We used the R packages Hmisc, lme4, coxme & MuMIn [69–72].

Experiment 2: Do Sulfoxaflor and N. bombi influence bumblebee larval mortality and growth when in combination?

Methods:

Parasite preparation

A wild bumblebee queen (Bombus terrestris) infected with N. bombi (determined through faecal examination, as described above) was collected from Windsor Great Park in 2016. The infected queen was dissected, and the fat body and gut were homogenized in 0.01M NH₄Cl. Then, as described in Rutrecht & Brown [73], the spore solution was placed in a centrifuge set to 4^°C and 5000 rpm for 10 minutes to isolate and purify the spore pellet. The spore solution was then resuspended in 0.01M NH₄Cl and the concentration of N. bombi spores was calculated using a Neubauer improved haemocytometer. This inoculum was used to infect 3 bumblebee colonies (Bombus terrestris audax) from which we sampled bees to create the inoculum used in the present experiment.

Experimental protocol

The same basic experimental protocol was used as in experiment 1. We used a fully crossed design that included 4 treatment groups, (control (no sulfoxaflor or N. bombi), N. bombi alone, sulfoxaflor alone, N. bombi and sulfoxaflor). Larvae that were allocated to receive sulfoxaflor exposure were fed a 5ppb sulfoxaflor in sucrose/pollen solution (see experiment 1) throughout, and the control and N. bombi larvae were fed a sucrose/pollen solution containing just acetone.

Following Folly et al. [74] we combined our N. bombi stock solution with 1000 µl of a sucrose/pollen mixture to make a stock solution of 50,000 spores per µl for larval inoculation. In the first feed of the experiment, each of the larvae in the parasite treatment groups were fed 2 µl of the N. bombi solution (paired with either control or sulfoxaflor laced sucrose/pollen solution respectability), and from this the bee received approximately 50,000 spores, a quantity that is known to infect 45 % of larvae [74]. 50,000 spores is well within the range of exposure that would be expected within an infected colony, when exposure occurs through faecal contamination [74]. After the experiment (10 days after inoculation) all surviving larvae were frozen (-80°C) and we later counted N. bombi spores in each surviving larva. We found no extracellular spores, in line with previous work which demonstrates it takes bumblebees between 2-3 weeks to develop extracellular spores [75,76] – due to the process required to count extracellular spores, we were not able to assess the presence of intracellular infections in our larval material.

The rest of the experiment used identical methodology to Experiment 1.

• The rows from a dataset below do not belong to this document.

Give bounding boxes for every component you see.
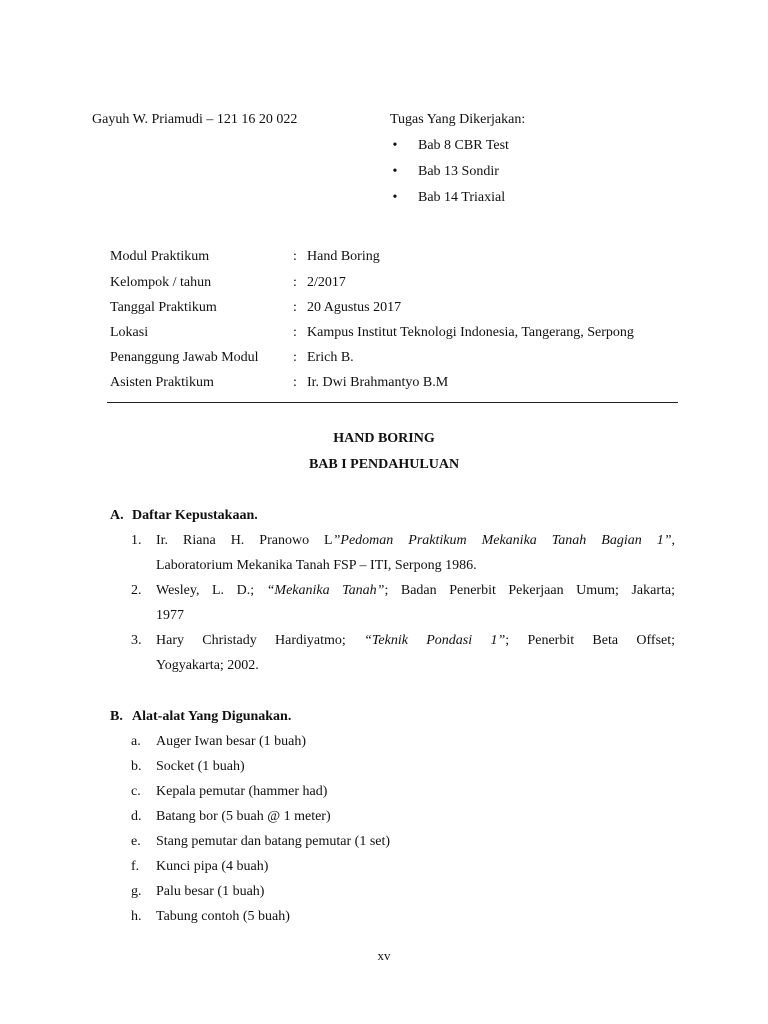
list-item-letter: c. bbox=[131, 784, 141, 799]
info-colon: : bbox=[293, 350, 297, 365]
task-item-label: Bab 14 Triaxial bbox=[418, 190, 506, 205]
info-colon: : bbox=[293, 275, 297, 290]
reference-line bbox=[156, 583, 675, 599]
list-item-letter: b. bbox=[131, 759, 142, 774]
reference-text: Ir. Riana H. Pranowo L bbox=[156, 533, 333, 548]
list-item: Palu besar (1 buah) bbox=[156, 884, 265, 899]
info-value: Ir. Dwi Brahmantyo B.M bbox=[307, 375, 449, 390]
task-item bbox=[390, 190, 590, 208]
list-item: Batang bor (5 buah @ 1 meter) bbox=[156, 809, 331, 824]
section-marker: B. bbox=[110, 709, 123, 724]
info-label: Penanggung Jawab Modul bbox=[110, 350, 259, 365]
author-line: Gayuh W. Priamudi – 121 16 20 022 bbox=[92, 112, 298, 127]
info-colon: : bbox=[293, 249, 297, 264]
reference-number: 1. bbox=[131, 533, 142, 548]
info-label: Modul Praktikum bbox=[110, 249, 210, 264]
list-item-letter: g. bbox=[131, 884, 142, 899]
section-heading-a bbox=[110, 508, 410, 526]
list-item: Tabung contoh (5 buah) bbox=[156, 909, 290, 924]
reference-line bbox=[156, 533, 675, 549]
section-heading-text: Alat-alat Yang Digunakan. bbox=[132, 709, 292, 724]
reference-line: 1977 bbox=[156, 608, 184, 623]
list-item: Kunci pipa (4 buah) bbox=[156, 859, 269, 874]
list-item: Auger Iwan besar (1 buah) bbox=[156, 734, 307, 749]
list-item: Stang pemutar dan batang pemutar (1 set) bbox=[156, 834, 391, 849]
bullet-icon: • bbox=[392, 190, 398, 205]
info-colon: : bbox=[293, 325, 297, 340]
info-colon: : bbox=[293, 375, 297, 390]
reference-title: “Teknik Pondasi 1” bbox=[364, 633, 506, 648]
reference-text: Wesley, L. D.; bbox=[156, 583, 255, 598]
reference-number: 3. bbox=[131, 633, 142, 648]
bullet-icon: • bbox=[392, 138, 398, 153]
reference-title: ”Pedoman Praktikum Mekanika Tanah Bagian 1” bbox=[332, 533, 672, 548]
info-value: Erich B. bbox=[307, 350, 354, 365]
info-label: Lokasi bbox=[110, 325, 149, 340]
list-item-letter: h. bbox=[131, 909, 142, 924]
reference-line bbox=[156, 633, 675, 649]
bullet-icon: • bbox=[392, 164, 398, 179]
reference-text: , bbox=[671, 533, 675, 548]
info-value: 2/2017 bbox=[307, 275, 346, 290]
reference-line: Yogyakarta; 2002. bbox=[156, 658, 259, 673]
reference-text: Hary Christady Hardiyatmo; bbox=[156, 633, 346, 648]
reference-title: “Mekanika Tanah” bbox=[266, 583, 385, 598]
info-value: Hand Boring bbox=[307, 249, 380, 264]
task-item bbox=[390, 164, 590, 182]
document-title: HAND BORING bbox=[333, 431, 435, 446]
list-item-letter: d. bbox=[131, 809, 142, 824]
reference-text: ; Badan Penerbit Pekerjaan Umum; Jakarta; bbox=[384, 583, 675, 598]
list-item-letter: f. bbox=[131, 859, 140, 874]
task-item-label: Bab 13 Sondir bbox=[418, 164, 499, 179]
reference-number: 2. bbox=[131, 583, 142, 598]
info-colon: : bbox=[293, 300, 297, 315]
info-value: 20 Agustus 2017 bbox=[307, 300, 402, 315]
list-item-letter: a. bbox=[131, 734, 141, 749]
section-marker: A. bbox=[110, 508, 124, 523]
info-label: Kelompok / tahun bbox=[110, 275, 212, 290]
list-item: Kepala pemutar (hammer had) bbox=[156, 784, 328, 799]
section-heading-text: Daftar Kepustakaan. bbox=[132, 508, 258, 523]
chapter-title: BAB I PENDAHULUAN bbox=[308, 457, 460, 472]
tasks-title: Tugas Yang Dikerjakan: bbox=[390, 112, 526, 127]
info-value: Kampus Institut Teknologi Indonesia, Tangerang, Serpong bbox=[307, 325, 634, 340]
section-heading-b bbox=[110, 709, 410, 727]
divider bbox=[107, 402, 678, 403]
task-item bbox=[390, 138, 590, 156]
info-label: Asisten Praktikum bbox=[110, 375, 214, 390]
info-label: Tanggal Praktikum bbox=[110, 300, 217, 315]
list-item: Socket (1 buah) bbox=[156, 759, 245, 774]
task-item-label: Bab 8 CBR Test bbox=[418, 138, 509, 153]
list-item-letter: e. bbox=[131, 834, 141, 849]
reference-text: ; Penerbit Beta Offset; bbox=[505, 633, 676, 648]
reference-line: Laboratorium Mekanika Tanah FSP – ITI, Serpong 1986. bbox=[156, 558, 477, 573]
page-number: xv bbox=[377, 948, 391, 963]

We were able to graft 768 larvae from 8 colonies. Seven larvae died during the plating process and 15 died over night and were thus not included in the experiment. 8 larvae were removed due to experimental error, so our final sample size was 738 (control n = 186, N. bombi n = 187, sulfoxaflor n = 182, N. bombi & sulfoxaflor n = 183).

Statistical analysis

Our statistical analysis followed the same approach as described above (pre-registration PDF provided), whereby each treatment group was compared to the negative control (for both larval mortality and growth). However, since this approach simply treats the combined stressor group as an extra level in the factor “treatment”, it provides no information as to whether any interaction is antagonistic, additive or synergistic. We therefore also conducted an additional, post-hoc analysis (not pre-registered), to confirm whether our results provided support for antagonistic, additive or synergistic effects of the two stressors (see table S3D & S3F). For the mortality data we used a survival analysis (mixed effects Cox model) with sulfoxaflor, N. bombi, N. bombi:sulfoxaflor & larva initial size included within the model, and colony and plate included as random factors (see table S3D for full model). For the growth data we used a linear model with sulfoxaflor, N. bombi, N. bombi *sulfoxaflor, day, initial size, N. bombi*day, sulfoxaflor*day and N. bombi*sulfoxaflor*day included within the model, and colony, larva and plate included as random factors (see table S3F for full model).